Adhyāya 9: Pratiśruta-Dāna
The Duty to Fulfill Promised Gifts
पृथ्वीनाथ! ब्राह्मणको पहले आशा दे देनेपर वह समिधासे प्रज्वलित हुई अग्निके समान उद्दीप्त हो उठता है ।। य॑ निरीक्षेत संक्रुद्ध आशया पूर्वजातया । प्रदहेच्च हि तं राजन् कक्षमक्षय्यभुग् यथा,राजन! पहलेकी लगी हुई आशा भंग होनेसे अत्यन्त क्रोधमें भरा हुआ ब्राह्मण जिसकी ओर देख लेता है, उसे उसी प्रकार जलाकर भस्म कर डालता है, जैसे अग्नि सूखी लकड़ी अथवा तिनकोंके बोझको जला देती है
pṛthvīnātha! brāhmaṇako pahale āśā de denepara vaha samidhā-se prajvalita huī agni ke samāna uddīpta ho uṭhatā hai. yaṁ nirīkṣeta saṁkruddha āśayā pūrvajātayā | pradhec ca hi taṁ rājan kakṣam akṣayya-bhug yathā ||
Bhīṣma said: “O lord of the earth! When a brāhmaṇa is first given hope, he becomes fiercely kindled—like a fire fed with fuel-sticks. And, O king, when that earlier-born hope is then broken, the brāhmaṇa, inflamed with anger, can burn to ashes whomever he fixes his gaze upon—just as an ever-consuming fire burns up a heap of dry grass or sticks.”
भीष्म उवाच
A ruler must be extremely careful about giving assurances to a Brahmin (and, by extension, to any worthy person). Creating hope and then breaking it is portrayed as a grave ethical failure that provokes destructive consequences—like fire once kindled.

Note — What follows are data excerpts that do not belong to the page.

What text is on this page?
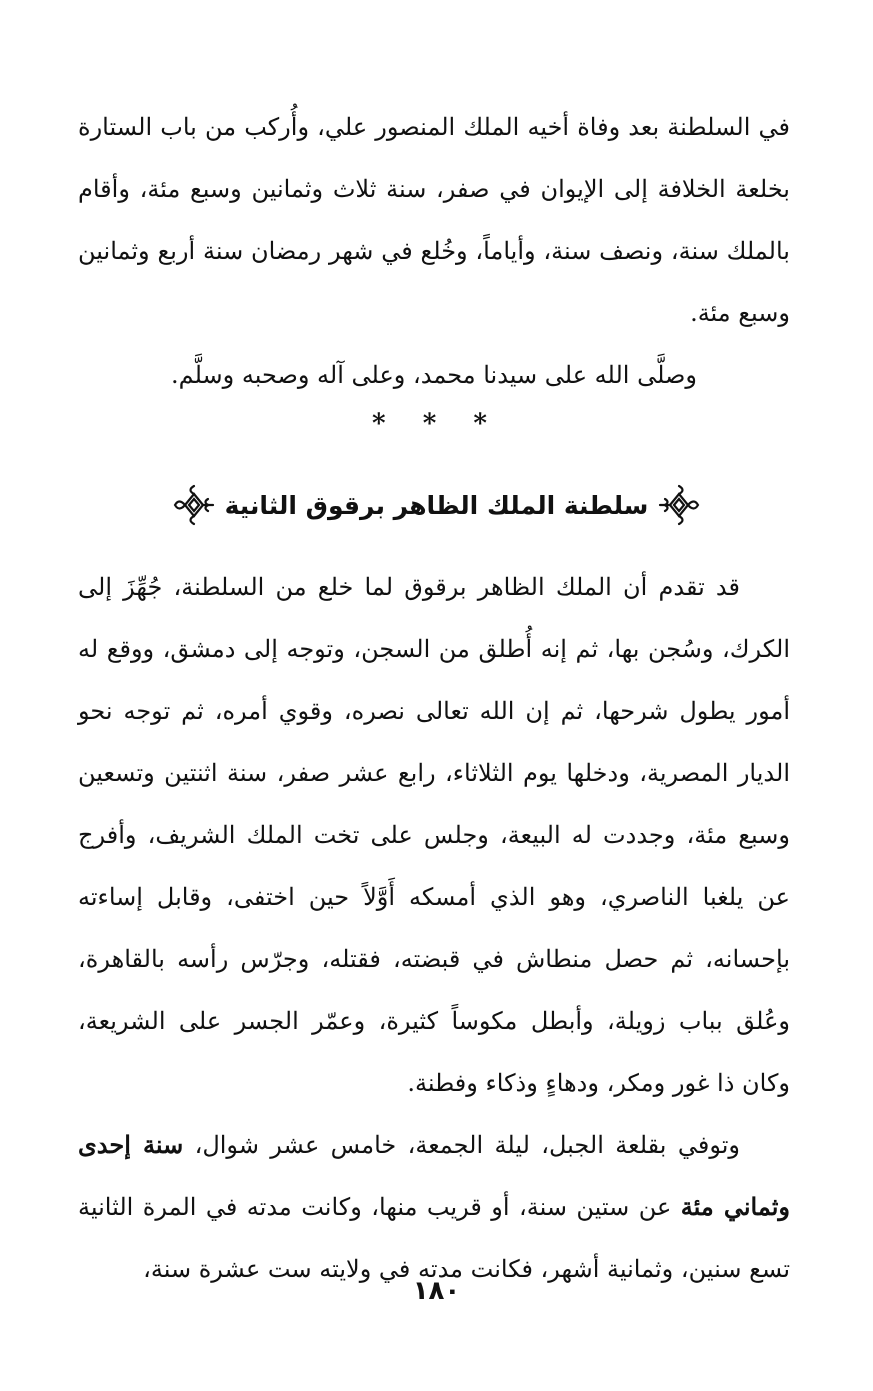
في السلطنة بعد وفاة أخيه الملك المنصور علي، وأُركب من باب الستارة بخلعة الخلافة إلى الإيوان في صفر، سنة ثلاث وثمانين وسبع مئة، وأقام بالملك سنة، ونصف سنة، وأياماً، وخُلع في شهر رمضان سنة أربع وثمانين وسبع مئة.

وصلَّى الله على سيدنا محمد، وعلى آله وصحبه وسلَّم.

* * *
سلطنة الملك الظاهر برقوق الثانية

قد تقدم أن الملك الظاهر برقوق لما خلع من السلطنة، جُهِّزَ إلى الكرك، وسُجن بها، ثم إنه أُطلق من السجن، وتوجه إلى دمشق، ووقع له أمور يطول شرحها، ثم إن الله تعالى نصره، وقوي أمره، ثم توجه نحو الديار المصرية، ودخلها يوم الثلاثاء، رابع عشر صفر، سنة اثنتين وتسعين وسبع مئة، وجددت له البيعة، وجلس على تخت الملك الشريف، وأفرج عن يلغبا الناصري، وهو الذي أمسكه أَوَّلاً حين اختفى، وقابل إساءته بإحسانه، ثم حصل منطاش في قبضته، فقتله، وجرّس رأسه بالقاهرة، وعُلق بباب زويلة، وأبطل مكوساً كثيرة، وعمّر الجسر على الشريعة، وكان ذا غور ومكر، ودهاءٍ وذكاء وفطنة.

وتوفي بقلعة الجبل، ليلة الجمعة، خامس عشر شوال، سنة إحدى وثماني مئة عن ستين سنة، أو قريب منها، وكانت مدته في المرة الثانية تسع سنين، وثمانية أشهر، فكانت مدته في ولايته ست عشرة سنة،

١٨٠
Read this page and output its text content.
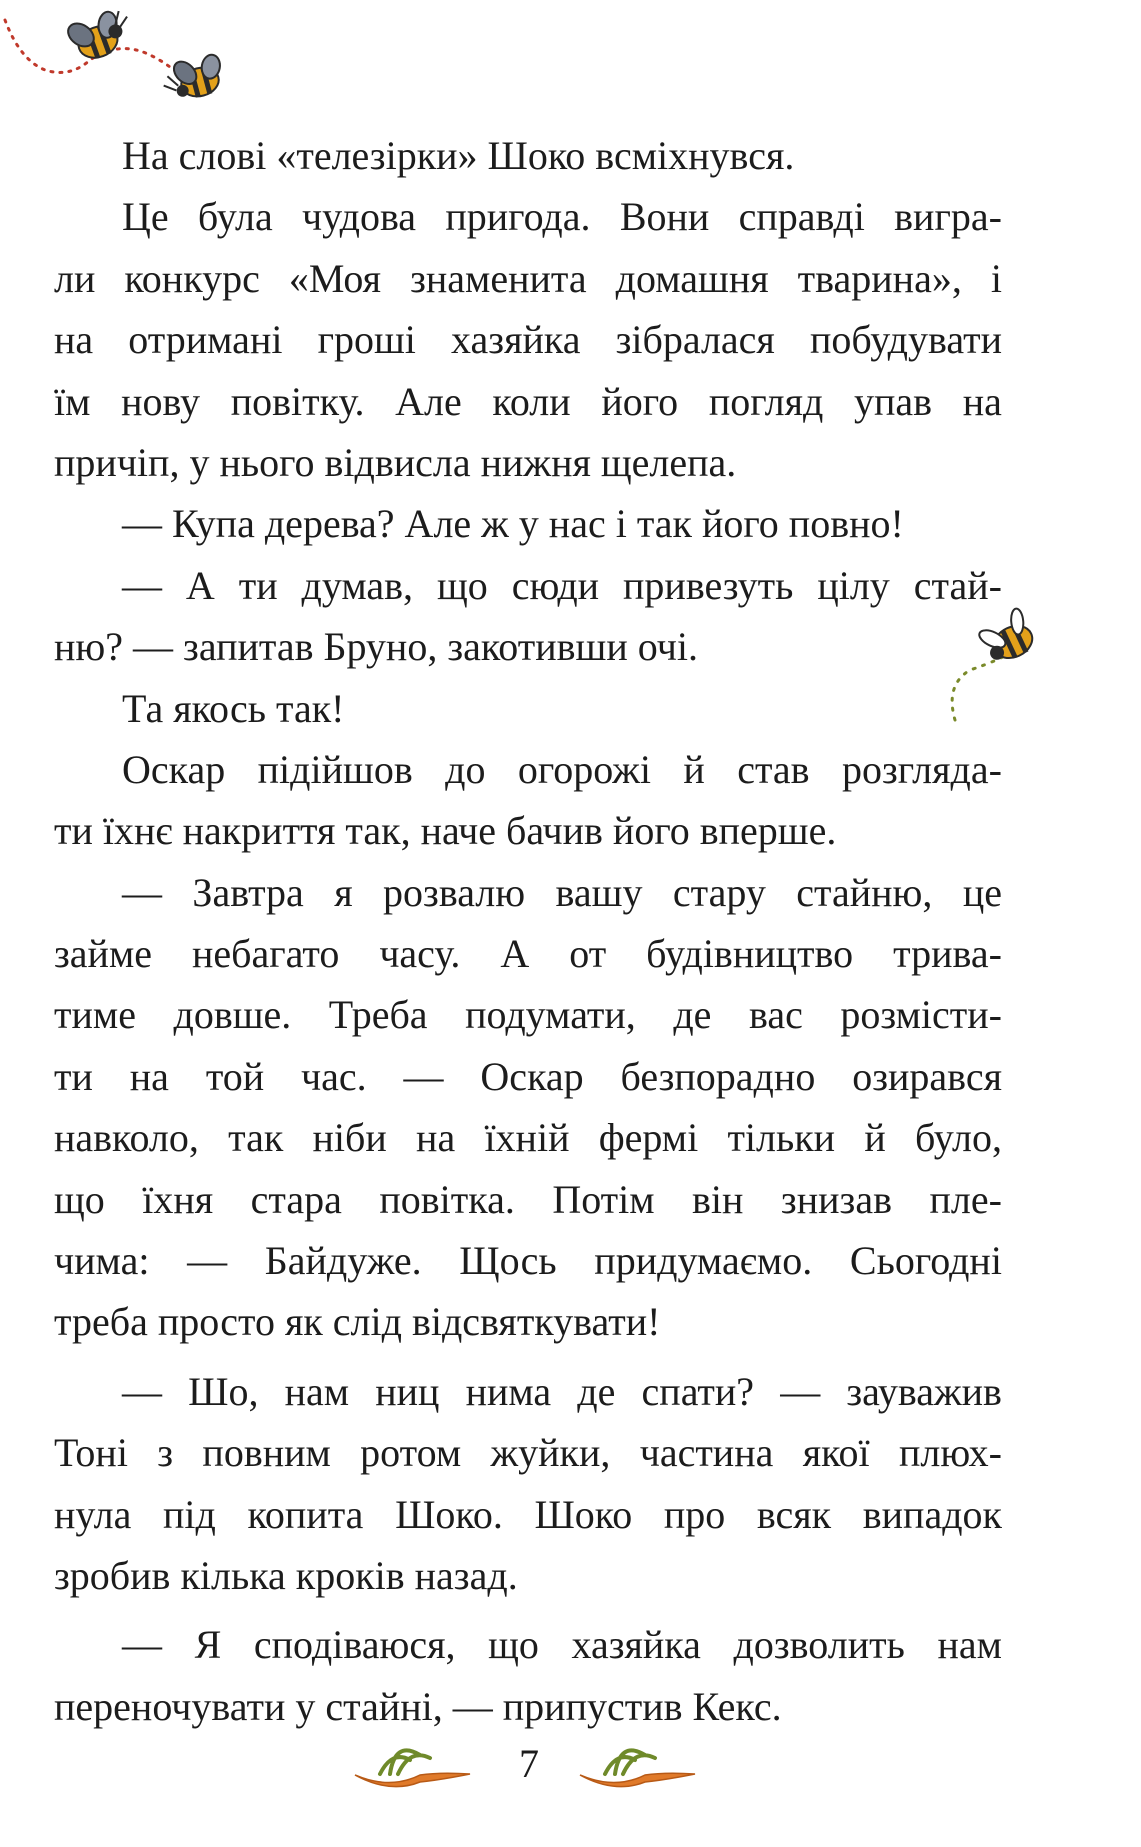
На слові «телезірки» Шоко всміхнувся.
Це була чудова пригода. Вони справді вигра-
ли конкурс «Моя знаменита домашня тварина», і
на отримані гроші хазяйка зібралася побудувати
їм нову повітку. Але коли його погляд упав на
причіп, у нього відвисла нижня щелепа.
— Купа дерева? Але ж у нас і так його повно!
— А ти думав, що сюди привезуть цілу стай-
ню? — запитав Бруно, закотивши очі.
Та якось так!
Оскар підійшов до огорожі й став розгляда-
ти їхнє накриття так, наче бачив його вперше.
— Завтра я розвалю вашу стару стайню, це
займе небагато часу. А от будівництво трива-
тиме довше. Треба подумати, де вас розмісти-
ти на той час. — Оскар безпорадно озирався
навколо, так ніби на їхній фермі тільки й було,
що їхня стара повітка. Потім він знизав пле-
чима: — Байдуже. Щось придумаємо. Сьогодні
треба просто як слід відсвяткувати!
— Шо, нам ниц нима де спати? — зауважив
Тоні з повним ротом жуйки, частина якої плюх-
нула під копита Шоко. Шоко про всяк випадок
зробив кілька кроків назад.
— Я сподіваюся, що хазяйка дозволить нам
переночувати у стайні, — припустив Кекс.
7
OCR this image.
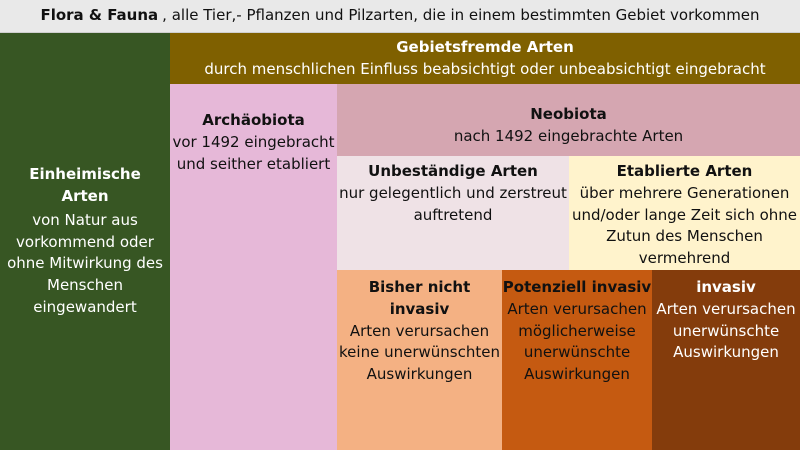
Flora & Fauna , alle Tier,- Pflanzen und Pilzarten, die in einem bestimmten Gebiet vorkommen
Einheimische Arten
von Natur aus vorkommend oder ohne Mitwirkung des Menschen eingewandert
Gebietsfremde Arten
durch menschlichen Einfluss beabsichtigt oder unbeabsichtigt eingebracht
Archäobiota
vor 1492 eingebracht und seither etabliert
Neobiota
nach 1492 eingebrachte Arten
Unbeständige Arten
nur gelegentlich und zerstreut auftretend
Etablierte Arten
über mehrere Generationen und/oder lange Zeit sich ohne Zutun des Menschen vermehrend
Bisher nicht invasiv
Arten verursachen keine unerwünschten Auswirkungen
Potenziell invasiv
Arten verursachen möglicherweise unerwünschte Auswirkungen
invasiv
Arten verursachen unerwünschte Auswirkungen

Bhishma instructs the king using a vivid simile: a Brahmin, once encouraged by hope, becomes ‘kindled’; if that hope is thwarted, his anger becomes dangerously potent, capable of ‘burning’ the offender like an inexhaustible fire consuming dry fuel.